Exploring Aleatoric Uncertainty in Object Detection via Vision Foundation Models

TL;DR

This paper proposes to estimate the data uncertainty of each object instance based on the feature space of vision foundation models, which are trained on ultra-large-scale datasets and able to exhibit universal data representation and assumes a mixture-of-Gaussian structure of the object features.

Abstract

Datasets collected from the open world unavoidably suffer from various forms of randomness or noiseness, leading to the ubiquity of aleatoric (data) uncertainty. Quantifying such uncertainty is particularly pivotal for object detection, where images contain multi-scale objects with occlusion, obscureness, and even noisy annotations, in contrast to images with centric and similar-scale objects in classification. This paper suggests modeling and exploiting the uncertainty inherent in object detection data with vision foundation models and develops a data-centric reliable training paradigm. Technically, we propose to estimate the data uncertainty of each object instance based on the feature space of vision foundation models, which are trained on ultra-large-scale datasets and able to exhibit universal data representation. In particular, we assume a mixture-of-Gaussian structure of the object features and devise Mahalanobis distance-based measures to quantify the data uncertainty. Furthermore, we suggest two curial and practical usages of the estimated uncertainty: 1) for defining uncertainty-aware sample filter to abandon noisy and redundant instances to avoid over-fitting, and 2) for defining sample adaptive regularizer to balance easy/hard samples for adaptive training. The estimated aleatoric uncertainty serves as an extra level of annotations of the dataset, so it can be utilized in a plug-and-play manner with any model. Extensive empirical studies verify the effectiveness of the proposed aleatoric uncertainty measure on various advanced detection models and challenging benchmarks.

Paper Structure

This paper contains 22 sections, 9 equations, 6 figures, 7 tables, 1 algorithm.

Figures (6)

  • Figure 1: Visualization of scoring objects with corresponding uncertainty scores in training images of MS-COCO lin2014microsoft.
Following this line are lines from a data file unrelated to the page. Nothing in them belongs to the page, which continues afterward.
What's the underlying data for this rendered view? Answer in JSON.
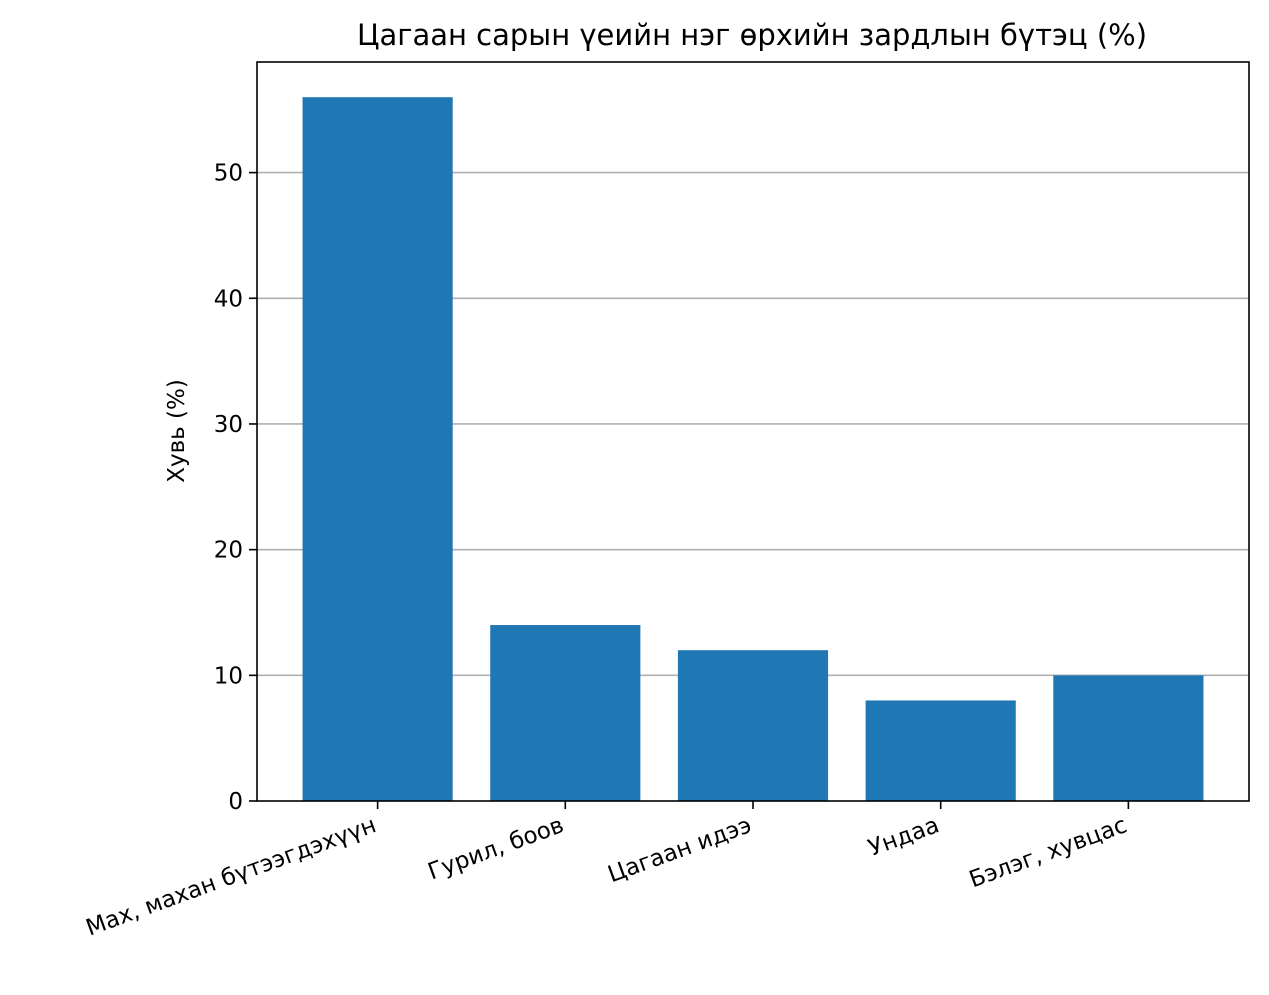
{
  "chart_data": {
    "type": "bar",
    "title": "Цагаан сарын үеийн нэг өрхийн зардлын бүтэц (%)",
    "xlabel": "",
    "ylabel": "Хувь (%)",
    "categories": [
      "Мах, махан бүтээгдэхүүн",
      "Гурил, боов",
      "Цагаан идээ",
      "Ундаа",
      "Бэлэг, хувцас"
    ],
    "values": [
      56,
      14,
      12,
      8,
      10
    ],
    "ylim": [
      0,
      58.8
    ],
    "yticks": [
      0,
      10,
      20,
      30,
      40,
      50
    ],
    "grid": "y",
    "bar_color": "#1f77b4",
    "grid_color": "#b0b0b0"
  }
}
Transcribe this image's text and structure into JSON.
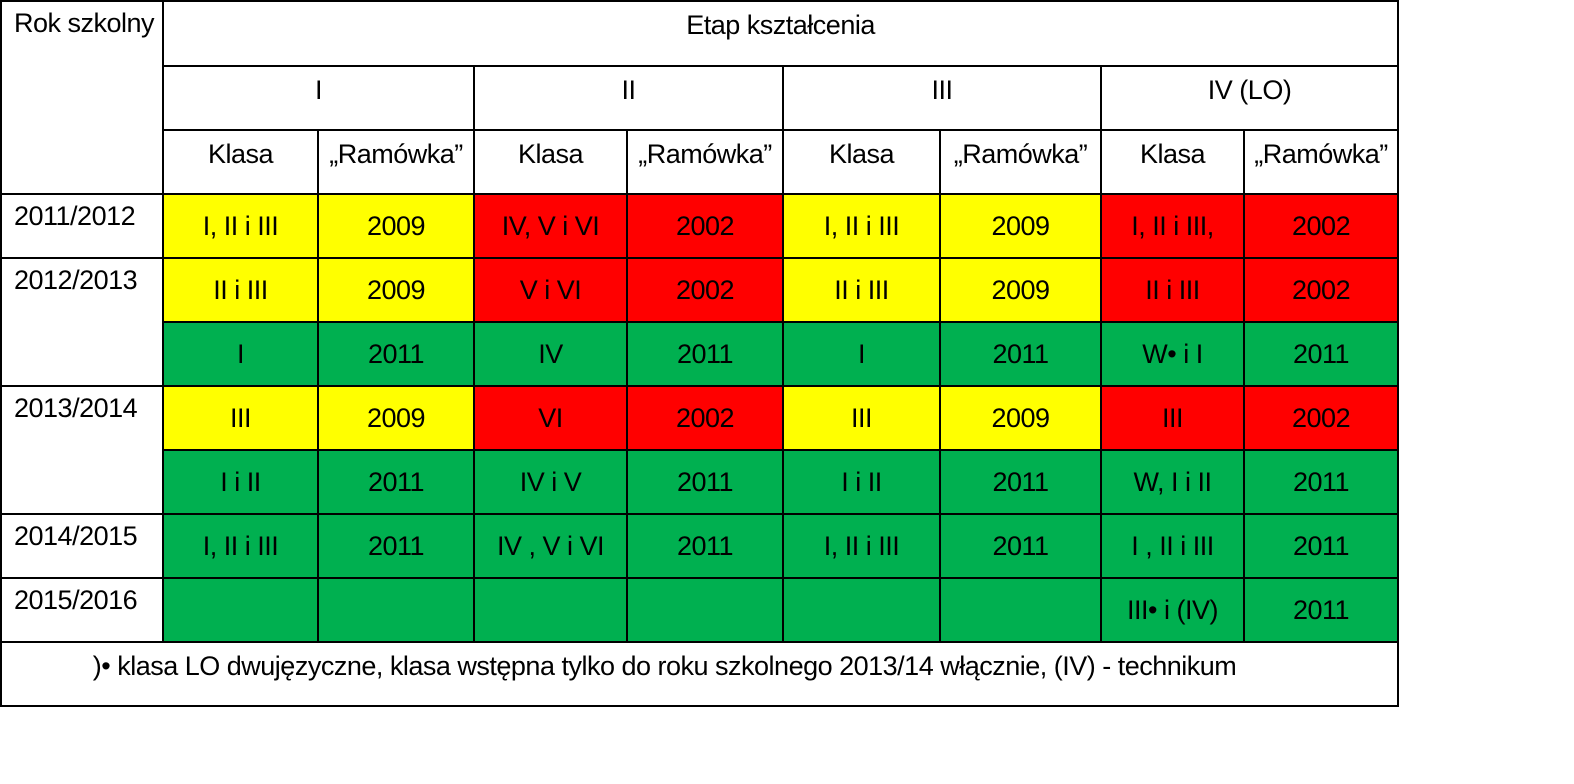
{
  "header": {
    "year_label": "Rok szkolny",
    "stage_label": "Etap kształcenia",
    "stages": [
      "I",
      "II",
      "III",
      "IV (LO)"
    ],
    "subheaders": [
      "Klasa",
      "„Ramówka”",
      "Klasa",
      "„Ramówka”",
      "Klasa",
      "„Ramówka”",
      "Klasa",
      "„Ramówka”"
    ]
  },
  "years": [
    "2011/2012",
    "2012/2013",
    "2013/2014",
    "2014/2015",
    "2015/2016"
  ],
  "rows": [
    {
      "cells": [
        "I,  II  i  III",
        "2009",
        "IV,  V   i  VI",
        "2002",
        "I,  II  i  III",
        "2009",
        "I,  II  i  III,",
        "2002"
      ]
    },
    {
      "cells": [
        "II  i  III",
        "2009",
        "V  i  VI",
        "2002",
        "II  i  III",
        "2009",
        "II  i  III",
        "2002"
      ]
    },
    {
      "cells": [
        "I",
        "2011",
        "IV",
        "2011",
        "I",
        "2011",
        "W•  i  I",
        "2011"
      ]
    },
    {
      "cells": [
        "III",
        "2009",
        "VI",
        "2002",
        "III",
        "2009",
        "III",
        "2002"
      ]
    },
    {
      "cells": [
        "I  i  II",
        "2011",
        "IV  i  V",
        "2011",
        "I  i  II",
        "2011",
        "W, I  i  II",
        "2011"
      ]
    },
    {
      "cells": [
        "I, II  i  III",
        "2011",
        "IV ,  V  i VI",
        "2011",
        "I,  II  i  III",
        "2011",
        "I ,  II  i  III",
        "2011"
      ]
    },
    {
      "cells": [
        "",
        "",
        "",
        "",
        "",
        "",
        "III•  i  (IV)",
        "2011"
      ]
    }
  ],
  "footnote": ")• klasa LO dwujęzyczne, klasa wstępna tylko do roku szkolnego 2013/14 włącznie, (IV) - technikum",
  "colors": {
    "yellow": "#ffff00",
    "red": "#ff0000",
    "green": "#00b050",
    "border": "#000000"
  }
}
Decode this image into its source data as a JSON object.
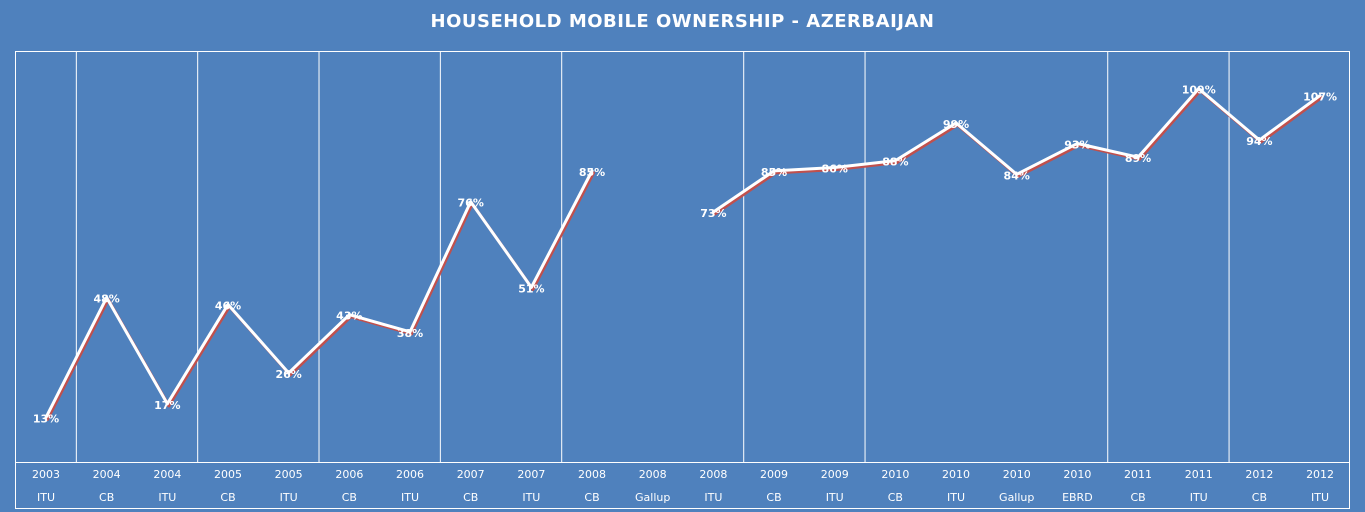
{
  "chart_data": {
    "type": "line",
    "title": "HOUSEHOLD MOBILE  OWNERSHIP - AZERBAIJAN",
    "xlabel": "",
    "ylabel": "",
    "ylim": [
      0,
      120
    ],
    "grid": false,
    "legend": "none",
    "line_color": "#ffffff",
    "shadow_color": "#c0504d",
    "categories": [
      {
        "year": "2003",
        "source": "ITU"
      },
      {
        "year": "2004",
        "source": "CB"
      },
      {
        "year": "2004",
        "source": "ITU"
      },
      {
        "year": "2005",
        "source": "CB"
      },
      {
        "year": "2005",
        "source": "ITU"
      },
      {
        "year": "2006",
        "source": "CB"
      },
      {
        "year": "2006",
        "source": "ITU"
      },
      {
        "year": "2007",
        "source": "CB"
      },
      {
        "year": "2007",
        "source": "ITU"
      },
      {
        "year": "2008",
        "source": "CB"
      },
      {
        "year": "2008",
        "source": "Gallup"
      },
      {
        "year": "2008",
        "source": "ITU"
      },
      {
        "year": "2009",
        "source": "CB"
      },
      {
        "year": "2009",
        "source": "ITU"
      },
      {
        "year": "2010",
        "source": "CB"
      },
      {
        "year": "2010",
        "source": "ITU"
      },
      {
        "year": "2010",
        "source": "Gallup"
      },
      {
        "year": "2010",
        "source": "EBRD"
      },
      {
        "year": "2011",
        "source": "CB"
      },
      {
        "year": "2011",
        "source": "ITU"
      },
      {
        "year": "2012",
        "source": "CB"
      },
      {
        "year": "2012",
        "source": "ITU"
      }
    ],
    "values": [
      13,
      48,
      17,
      46,
      26,
      43,
      38,
      76,
      51,
      85,
      null,
      73,
      85,
      86,
      88,
      99,
      84,
      93,
      89,
      109,
      94,
      107
    ],
    "data_labels": [
      "13%",
      "48%",
      "17%",
      "46%",
      "26%",
      "43%",
      "38%",
      "76%",
      "51%",
      "85%",
      "",
      "73%",
      "85%",
      "86%",
      "88%",
      "99%",
      "84%",
      "93%",
      "89%",
      "109%",
      "94%",
      "107%"
    ]
  }
}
The orange bounding box is the annotated ground truth. "Hard" objects suffer from occlusion or obscureness within an image, and "noisy" ones have misleading bounding boxes.
  • Figure 2: The histogram of ${d}(z_j|c_j)$ for MS-COCO.
  • Figure A1: Distributions of data uncertainty scores for different classes.
  • Figure A2: Visualization of scoring objects with corresponding uncertainty scores in training images of MS-COCO lin2014microsoft for class "dog" and "bird".
  • Figure A3: Visualization of scoring objects with corresponding uncertainty scores from training images of Pascal VOC Everingham15 for class "person" and "car".